Great upheaval like we’ve seen recently often sees incumbents struggle and disruptive newer players flourish. Tesla is a leader in electric cars but also autonomous vehicles which are likely to become the norm in years to come.
Many smaller investors and day traders have recently bought into Tesla and it is possible that may have helped the share price to increase. However, whilst the stock may be volatile in the short term, Baillie Gifford still believe the growth story is intact and the stock can continue to grow.
We have almost forgotten about Brexit with everything that’s happened recently, however the trade negotiations are very important for the UK economy.
Hugh is confident that there will be a deal but that it will be left until the last minute to be signed. He feels this is quite a consensus view and therefore the lack of deal is not particularly weighing on markets, whilst a signed deal would not lead to a Brexit bounce.
We discussed the underperformance of the UK stock markets and all felt it was more because of the make up of the market, with little tech exposure and lots of exposure to energy and financials.
World stock markets
Nobody would be surprised to see more short-term pull backs or volatility.

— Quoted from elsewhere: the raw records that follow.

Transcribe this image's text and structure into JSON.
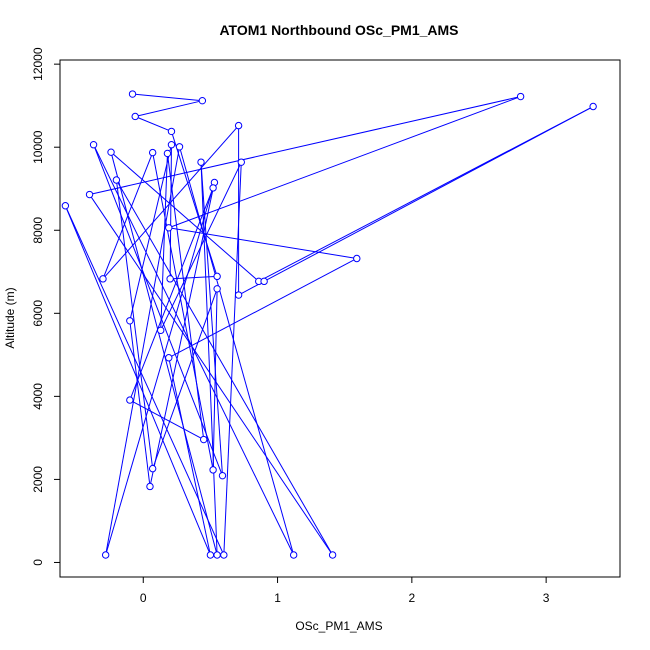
{
  "chart_data": {
    "type": "line",
    "title": "ATOM1 Northbound OSc_PM1_AMS",
    "xlabel": "OSc_PM1_AMS",
    "ylabel": "Altitude (m)",
    "xlim": [
      -0.62,
      3.55
    ],
    "ylim": [
      -350,
      12100
    ],
    "x_ticks": [
      0,
      1,
      2,
      3
    ],
    "y_ticks": [
      0,
      2000,
      4000,
      6000,
      8000,
      10000,
      12000
    ],
    "grid": false,
    "legend": "none",
    "color": "#0000ff",
    "series": [
      {
        "points": [
          [
            -0.08,
            11280
          ],
          [
            0.44,
            11120
          ],
          [
            -0.06,
            10740
          ],
          [
            0.21,
            10380
          ],
          [
            0.55,
            6890
          ],
          [
            0.2,
            6830
          ],
          [
            0.21,
            10060
          ],
          [
            -0.1,
            5820
          ],
          [
            0.05,
            1830
          ],
          [
            0.53,
            9150
          ],
          [
            -0.28,
            180
          ],
          [
            0.27,
            10010
          ],
          [
            1.12,
            180
          ],
          [
            -0.37,
            10060
          ],
          [
            0.59,
            2090
          ],
          [
            0.43,
            9640
          ],
          [
            0.55,
            180
          ],
          [
            -0.24,
            9880
          ],
          [
            0.86,
            6770
          ],
          [
            3.35,
            10980
          ],
          [
            0.9,
            6770
          ],
          [
            0.71,
            6440
          ],
          [
            0.71,
            10520
          ],
          [
            -0.3,
            6830
          ],
          [
            0.07,
            9870
          ],
          [
            0.52,
            2230
          ],
          [
            0.55,
            6590
          ],
          [
            0.07,
            2260
          ],
          [
            -0.2,
            9210
          ],
          [
            1.41,
            180
          ],
          [
            -0.4,
            8860
          ],
          [
            2.81,
            11220
          ],
          [
            0.19,
            8060
          ],
          [
            1.59,
            7320
          ],
          [
            0.19,
            4930
          ],
          [
            0.5,
            180
          ],
          [
            -0.58,
            8590
          ],
          [
            0.6,
            180
          ],
          [
            0.73,
            9640
          ],
          [
            0.13,
            5590
          ],
          [
            0.18,
            9850
          ],
          [
            0.45,
            2960
          ],
          [
            -0.1,
            3910
          ],
          [
            0.52,
            9020
          ]
        ]
      }
    ]
  }
}
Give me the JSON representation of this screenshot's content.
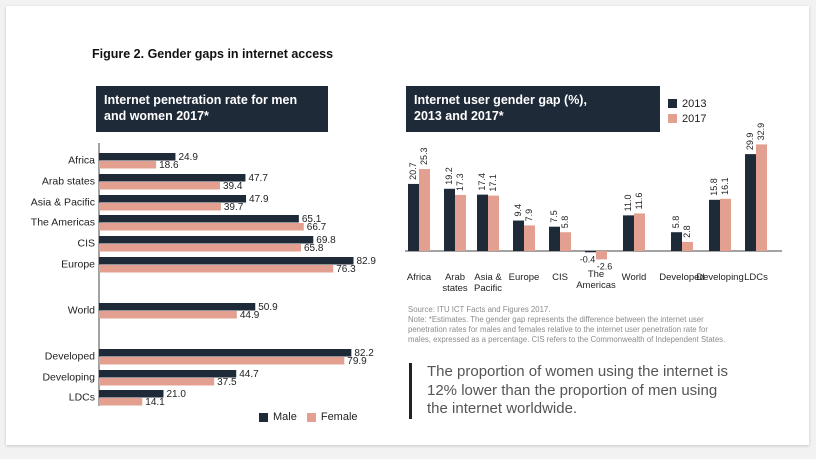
{
  "figure_title": "Figure 2. Gender gaps in internet access",
  "colors": {
    "male": "#1f2a38",
    "female": "#e3a090",
    "header_bg": "#1f2a38"
  },
  "chart_data": [
    {
      "type": "bar",
      "orientation": "horizontal",
      "title_lines": [
        "Internet penetration rate for men",
        "and women 2017*"
      ],
      "categories": [
        "Africa",
        "Arab states",
        "Asia & Pacific",
        "The Americas",
        "CIS",
        "Europe",
        "World",
        "Developed",
        "Developing",
        "LDCs"
      ],
      "series": [
        {
          "name": "Male",
          "values": [
            24.9,
            47.7,
            47.9,
            65.1,
            69.8,
            82.9,
            50.9,
            82.2,
            44.7,
            21.0
          ],
          "labels": [
            "24.9",
            "47.7",
            "47.9",
            "65.1",
            "69.8",
            "82.9",
            "50.9",
            "82.2",
            "44.7",
            "21.0"
          ]
        },
        {
          "name": "Female",
          "values": [
            18.6,
            39.4,
            39.7,
            66.7,
            65.8,
            76.3,
            44.9,
            79.9,
            37.5,
            14.1
          ],
          "labels": [
            "18.6",
            "39.4",
            "39.7",
            "66.7",
            "65.8",
            "76.3",
            "44.9",
            "79.9",
            "37.5",
            "14.1"
          ]
        }
      ],
      "legend_position": "bottom"
    },
    {
      "type": "bar",
      "orientation": "vertical",
      "title_lines": [
        "Internet user gender gap (%),",
        "2013 and 2017*"
      ],
      "categories": [
        [
          "Africa"
        ],
        [
          "Arab",
          "states"
        ],
        [
          "Asia &",
          "Pacific"
        ],
        [
          "Europe"
        ],
        [
          "CIS"
        ],
        [
          "The",
          "Americas"
        ],
        [
          "World"
        ],
        [
          "Developed"
        ],
        [
          "Developing"
        ],
        [
          "LDCs"
        ]
      ],
      "series": [
        {
          "name": "2013",
          "values": [
            20.7,
            19.2,
            17.4,
            9.4,
            7.5,
            -0.4,
            11.0,
            5.8,
            15.8,
            29.9
          ],
          "labels": [
            "20.7",
            "19.2",
            "17.4",
            "9.4",
            "7.5",
            "-0.4",
            "11.0",
            "5.8",
            "15.8",
            "29.9"
          ]
        },
        {
          "name": "2017",
          "values": [
            25.3,
            17.3,
            17.1,
            7.9,
            5.8,
            -2.6,
            11.6,
            2.8,
            16.1,
            32.9
          ],
          "labels": [
            "25.3",
            "17.3",
            "17.1",
            "7.9",
            "5.8",
            "-2.6",
            "11.6",
            "2.8",
            "16.1",
            "32.9"
          ]
        }
      ],
      "legend_position": "top-right"
    }
  ],
  "source_lines": [
    "Source: ITU ICT Facts and Figures 2017.",
    "Note: *Estimates. The gender gap represents the difference between the internet user",
    "penetration rates for males and females relative to the internet user penetration rate for",
    "males, expressed as a percentage. CIS refers to the Commonwealth of Independent States."
  ],
  "quote_lines": [
    "The proportion of women using the internet is",
    "12% lower than the proportion of men using",
    "the internet worldwide."
  ]
}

However, both speakers made the point that stocks still look good value relative to bonds and with interest rates on cash at near zero. There is therefore little alternative to stocks when trying to generate returns and both are positive about the long-term outlook.
In addition, central banks and governments are supporting the market with all the stimulus. Much of this stimulus is aimed at small businesses and at stimulating new areas of the economy, such as green energy.
We also discussed the issue of active vs passive funds. All speakers felt that both had their place but that active funds had to be truly different from the index to justify their fees. The fee pressure on active managers as a result of the rise of exchange-traded funds can only be positive for investors.